1634P - Extensive molecular profiling of KRAS wild-type versus KRAS mutant pancreatic ductal adenocarcinoma on 233 patients

Background

Molecular profiling is increasingly implemented to guide treatment of pancreatic ductal adenocarcinoma (PDAC), especially if enrolment in clinical trials is considered. The aim of our study was to describe actionable alterations detected in KRAS mutant (KRASm) versus KRAS wild-type (KRASwt) PDAC, as the latter is considered as harboring more molecular alterations.

Methods

This monocentric prospective study included patients with locally advanced or metastatic PDAC who underwent next-generation sequencing (NGS) on liquid biopsy and/or tissue sample between 2015 and 2022 (FoundationOne® CDx, Liquid CDx or Oncomine Comprehensive Assay), as part of the BIP study (NCT02534649).

Results

233 patients with a PDAC underwent NGS: 63 on tissue samples alone, 95 on liquid biopsies alone, and 75 on both tissue and liquid. Among 170 liquid biopsies, 90 were informative (52.9%). Among 196 patients with informative NGS, 172 patients (87.8%) had a KRASm PDAC, and 24 a KRASwt PDAC (12.2%). Median overall survival (OS) in the KRASwt group was 27.8 versus 20.3 months for KRASm patients (HR 0.58, CI (0.39-0.87), p=0.02). ESCAT alterations were found in 17.3% of total population, 25.0% in KRASwt group and 16.3% in KRASm group. All 7 BRCA1/2 germline mutations were detected in the KRASm group. 1 NTRK fusion was found in a KRASwt PDAC. BRCA1/2 somatic mutations, PIK3CA hotspot mutations, MDM2 amplifications and ERRB2 alterations were found similarly in both groups. We detected 5 KRAS G12C mutations. Patients harboring ESCAT alterations had a median OS of 25.0 versus 19.6 months for those without (HR 0.85, 95%CI (0.58 – 1.23), p=0.40). 66 patients (33.7%) were eligible to early-phase trials according to the molecular tumor board and 10 patients (5.1%) were effectively enrolled, with a range of time to progression between 22 days and 11 months.

Conclusions

Although actionable mutations are more prevalent in the KRASwt group, 16.3% of KRASm patients harbored ESCAT alterations, underlying the need for molecular profiling regardless of KRAS status.

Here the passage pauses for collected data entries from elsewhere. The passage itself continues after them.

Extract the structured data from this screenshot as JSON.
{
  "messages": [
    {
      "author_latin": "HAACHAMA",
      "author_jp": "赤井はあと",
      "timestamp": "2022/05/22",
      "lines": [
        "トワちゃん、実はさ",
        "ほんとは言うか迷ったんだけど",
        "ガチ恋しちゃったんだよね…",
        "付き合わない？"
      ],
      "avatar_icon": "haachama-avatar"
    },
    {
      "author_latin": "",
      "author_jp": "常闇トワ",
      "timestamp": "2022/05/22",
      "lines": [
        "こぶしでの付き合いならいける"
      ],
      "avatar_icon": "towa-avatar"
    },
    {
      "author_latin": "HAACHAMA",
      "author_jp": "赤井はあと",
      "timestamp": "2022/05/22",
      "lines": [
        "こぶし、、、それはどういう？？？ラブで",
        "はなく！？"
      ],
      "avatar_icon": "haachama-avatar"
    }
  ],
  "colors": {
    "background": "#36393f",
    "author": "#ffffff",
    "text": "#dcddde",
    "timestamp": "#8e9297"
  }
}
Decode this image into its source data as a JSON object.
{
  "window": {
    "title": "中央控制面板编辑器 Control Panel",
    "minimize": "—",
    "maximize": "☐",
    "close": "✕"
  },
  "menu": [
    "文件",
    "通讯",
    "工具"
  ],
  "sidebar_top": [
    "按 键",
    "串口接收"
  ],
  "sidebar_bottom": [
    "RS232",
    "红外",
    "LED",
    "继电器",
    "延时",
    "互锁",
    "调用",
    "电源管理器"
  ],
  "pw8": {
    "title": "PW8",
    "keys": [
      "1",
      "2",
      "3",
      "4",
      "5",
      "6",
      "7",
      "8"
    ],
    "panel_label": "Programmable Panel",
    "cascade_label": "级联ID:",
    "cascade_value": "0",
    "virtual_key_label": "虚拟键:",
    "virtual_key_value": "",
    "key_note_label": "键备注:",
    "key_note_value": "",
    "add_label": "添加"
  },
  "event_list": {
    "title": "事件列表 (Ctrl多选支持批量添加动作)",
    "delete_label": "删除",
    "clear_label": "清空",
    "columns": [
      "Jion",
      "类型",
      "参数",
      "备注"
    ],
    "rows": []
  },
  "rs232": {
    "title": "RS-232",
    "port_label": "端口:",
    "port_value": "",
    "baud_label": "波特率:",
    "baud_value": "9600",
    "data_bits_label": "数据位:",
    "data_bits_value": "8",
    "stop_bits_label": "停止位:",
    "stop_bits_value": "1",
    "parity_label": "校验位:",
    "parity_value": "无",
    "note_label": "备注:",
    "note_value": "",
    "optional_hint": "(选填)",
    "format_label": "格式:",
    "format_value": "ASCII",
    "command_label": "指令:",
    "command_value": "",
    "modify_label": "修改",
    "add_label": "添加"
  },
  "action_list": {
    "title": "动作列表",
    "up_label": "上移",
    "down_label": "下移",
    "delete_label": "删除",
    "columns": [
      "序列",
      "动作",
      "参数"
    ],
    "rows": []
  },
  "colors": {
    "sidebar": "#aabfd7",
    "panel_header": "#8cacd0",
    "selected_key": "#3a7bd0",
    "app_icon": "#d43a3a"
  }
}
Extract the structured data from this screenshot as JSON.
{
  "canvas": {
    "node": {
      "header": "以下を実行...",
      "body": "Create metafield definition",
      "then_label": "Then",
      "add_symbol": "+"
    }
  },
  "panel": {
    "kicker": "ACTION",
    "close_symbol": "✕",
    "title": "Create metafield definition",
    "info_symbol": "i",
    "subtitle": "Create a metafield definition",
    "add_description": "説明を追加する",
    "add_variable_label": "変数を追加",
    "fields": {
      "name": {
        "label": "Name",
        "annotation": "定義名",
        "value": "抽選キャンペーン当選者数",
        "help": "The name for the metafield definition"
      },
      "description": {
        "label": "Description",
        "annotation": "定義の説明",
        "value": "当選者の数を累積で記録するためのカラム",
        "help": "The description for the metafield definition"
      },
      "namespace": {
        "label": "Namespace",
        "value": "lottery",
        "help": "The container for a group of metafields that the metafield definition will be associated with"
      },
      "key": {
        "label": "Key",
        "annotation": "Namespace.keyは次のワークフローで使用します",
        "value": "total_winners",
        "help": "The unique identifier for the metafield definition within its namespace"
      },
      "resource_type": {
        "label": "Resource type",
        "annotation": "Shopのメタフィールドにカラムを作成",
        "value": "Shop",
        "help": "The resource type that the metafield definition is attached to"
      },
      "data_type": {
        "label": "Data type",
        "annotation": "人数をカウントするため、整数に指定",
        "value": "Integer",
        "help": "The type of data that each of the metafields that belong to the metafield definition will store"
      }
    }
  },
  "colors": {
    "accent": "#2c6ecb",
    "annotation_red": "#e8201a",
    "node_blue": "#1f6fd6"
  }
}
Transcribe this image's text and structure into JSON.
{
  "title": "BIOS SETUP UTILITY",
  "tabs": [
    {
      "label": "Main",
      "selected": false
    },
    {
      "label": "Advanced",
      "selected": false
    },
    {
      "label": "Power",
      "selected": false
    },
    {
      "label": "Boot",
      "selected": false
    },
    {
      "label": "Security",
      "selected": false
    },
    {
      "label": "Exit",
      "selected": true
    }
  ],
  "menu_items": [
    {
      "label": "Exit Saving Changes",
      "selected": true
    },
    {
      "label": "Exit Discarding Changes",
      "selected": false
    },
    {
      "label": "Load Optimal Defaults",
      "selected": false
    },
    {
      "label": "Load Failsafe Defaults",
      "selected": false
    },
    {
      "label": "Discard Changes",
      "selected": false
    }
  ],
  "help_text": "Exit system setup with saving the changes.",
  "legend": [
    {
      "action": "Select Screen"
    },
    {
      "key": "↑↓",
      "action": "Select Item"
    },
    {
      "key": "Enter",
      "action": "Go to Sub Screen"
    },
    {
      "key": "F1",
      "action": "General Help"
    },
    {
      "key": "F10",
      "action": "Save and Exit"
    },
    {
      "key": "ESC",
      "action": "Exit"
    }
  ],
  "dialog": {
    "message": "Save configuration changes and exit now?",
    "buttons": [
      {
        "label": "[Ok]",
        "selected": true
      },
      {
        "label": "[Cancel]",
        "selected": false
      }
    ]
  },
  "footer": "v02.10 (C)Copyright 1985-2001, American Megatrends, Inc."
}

Clinical trial identification

Editorial acknowledgement

Legal entity responsible for the study

The authors.

Funding

Has not received any funding.

Disclosure

A. Italiano: Financial Interests, Personal, Advisory Board: Bayer, Roche, Philips, Chugai, GSK; Financial Interests, Institutional, Coordinating PI: Bayer, AstraZeneca, Roche, MSD, Ipsen, Merck. L. Blouin: Financial Interests, Personal, Other: AstraZeneca. S. Cousin: Financial Interests, Personal, Advisory Board: AstraZeneca, MSD, Pfizer, BMS, Novartis, AbbVie; Financial Interests, Personal, Principal Investigator: MSD, BMS, Sanofi, AbbVie, Roche. S. Pernot: Financial Interests, Personal, Invited Speaker: Bayer, Amgen, Pierre Fabre; Financial Interests, Personal, Advisory Board: MSD, BMS, Servier, Merck. All other authors have declared no conflicts of interest.